When first implemented, this change crashed the demo for two reasons:
- The demo accessed OGRE and DirectX from multiple threads.
- OGRE does not support multiple readers of a hardware buffer.
While exploring solutions to these problems, we discovered that OgreConfig.h contains a pre-processor macro called OGRE_THREAD_SUPPORT. If OGRE_THREAD_SUPPORT is defined, OGRE supports multi-threaded access and also initializes DirectX in multi-thread mode (the DX device is created with the D3DCREATE_MULTITHREADEDflag). Defining this macro resolved the first issue.
Resolving the second issue required more insight. In Horsepower, all of the horses are based on the same mesh. The data for the mesh are loaded only once for all of the horses. To animate the horses, each entity has to access this shared mesh data.
Because DirectX supports multiple readers and OGRE does not, OgreHardwareBuffer needed to be modified to support this functionality. The OgreHardwareBuffer changes can be viewed in the source code's OgreHardwareBuffer.h file (in the path code\extern\Ogre1_9\OgreMain\include). Those two changes to OGRE were sufficient to enable threaded animation in the demo.
Horsepower uses a unique performance metric: horse count.
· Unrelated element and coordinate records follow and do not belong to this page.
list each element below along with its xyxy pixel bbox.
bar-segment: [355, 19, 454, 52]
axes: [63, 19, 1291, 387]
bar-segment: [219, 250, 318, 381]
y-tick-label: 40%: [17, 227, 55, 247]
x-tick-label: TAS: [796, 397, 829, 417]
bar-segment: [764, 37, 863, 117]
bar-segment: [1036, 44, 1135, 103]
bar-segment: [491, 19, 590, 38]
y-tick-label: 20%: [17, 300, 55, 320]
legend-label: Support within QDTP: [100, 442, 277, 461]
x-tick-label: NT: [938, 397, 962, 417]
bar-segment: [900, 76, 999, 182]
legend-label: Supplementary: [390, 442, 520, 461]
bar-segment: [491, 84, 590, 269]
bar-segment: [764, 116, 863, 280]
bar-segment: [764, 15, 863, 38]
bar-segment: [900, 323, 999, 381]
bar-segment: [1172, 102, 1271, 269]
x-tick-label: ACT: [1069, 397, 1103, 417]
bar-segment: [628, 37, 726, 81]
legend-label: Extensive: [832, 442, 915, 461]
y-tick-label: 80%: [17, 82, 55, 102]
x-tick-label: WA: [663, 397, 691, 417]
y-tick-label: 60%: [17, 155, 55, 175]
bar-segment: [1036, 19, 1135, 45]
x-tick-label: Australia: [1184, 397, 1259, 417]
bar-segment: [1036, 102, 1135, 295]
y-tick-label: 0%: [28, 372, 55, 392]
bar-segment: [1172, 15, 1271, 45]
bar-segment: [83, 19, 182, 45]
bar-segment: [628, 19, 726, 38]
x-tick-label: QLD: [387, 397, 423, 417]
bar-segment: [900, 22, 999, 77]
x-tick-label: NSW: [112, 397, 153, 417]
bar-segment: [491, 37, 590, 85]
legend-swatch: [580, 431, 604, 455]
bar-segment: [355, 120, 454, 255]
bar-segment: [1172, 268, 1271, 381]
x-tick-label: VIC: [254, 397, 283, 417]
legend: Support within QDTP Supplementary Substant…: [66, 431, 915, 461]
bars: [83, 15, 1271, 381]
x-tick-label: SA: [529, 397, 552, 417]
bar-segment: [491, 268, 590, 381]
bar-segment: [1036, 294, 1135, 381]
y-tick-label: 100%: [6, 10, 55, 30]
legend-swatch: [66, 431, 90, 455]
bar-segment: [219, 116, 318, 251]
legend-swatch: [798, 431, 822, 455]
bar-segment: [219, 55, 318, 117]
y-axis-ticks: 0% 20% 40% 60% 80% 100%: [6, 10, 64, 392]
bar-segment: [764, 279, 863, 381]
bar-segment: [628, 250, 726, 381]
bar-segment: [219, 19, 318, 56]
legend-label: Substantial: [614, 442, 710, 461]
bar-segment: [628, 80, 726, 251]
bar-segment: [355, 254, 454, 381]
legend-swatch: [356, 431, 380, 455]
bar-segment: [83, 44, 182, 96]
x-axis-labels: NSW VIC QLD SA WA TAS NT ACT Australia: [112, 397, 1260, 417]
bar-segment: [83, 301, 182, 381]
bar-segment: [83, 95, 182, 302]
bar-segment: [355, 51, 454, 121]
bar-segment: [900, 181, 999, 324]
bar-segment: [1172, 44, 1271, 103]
On any system, with a locked frame rate of 30 fps, the number of horses displayed will indicate the relative performance of the system at hand. On an Intel Core i7 processor with eight-thread capability, the data shown in Figure 7 was captured.
Possible future work on the Horsepower demo includes:
- Instanced horses -- Horsepower currently shares the same mesh data, but each object is its own entity with its own animation vertices; performance could be improved with instancing.
- An optimized level of detail (LOD) system -- LOD was removed because of performance reasons; work can be done for further performance optimization and higher level of detail with LOD optimization.
- Possibly turning it into a herding game -- The framework already has "fear" programmed into the demo (from its Smoke roots). Have the horses fear the camera and create a pen into which the horses are herded.
The possibilities are endless, and with the source code free for use, anyone can try anything out!
Horsepower's primary goal is to show a fair, perceptible difference in effects through the use of threaded animation. We hope this example will encourage developers to make use of the extra compute power on multi-core CPUs in real PC games.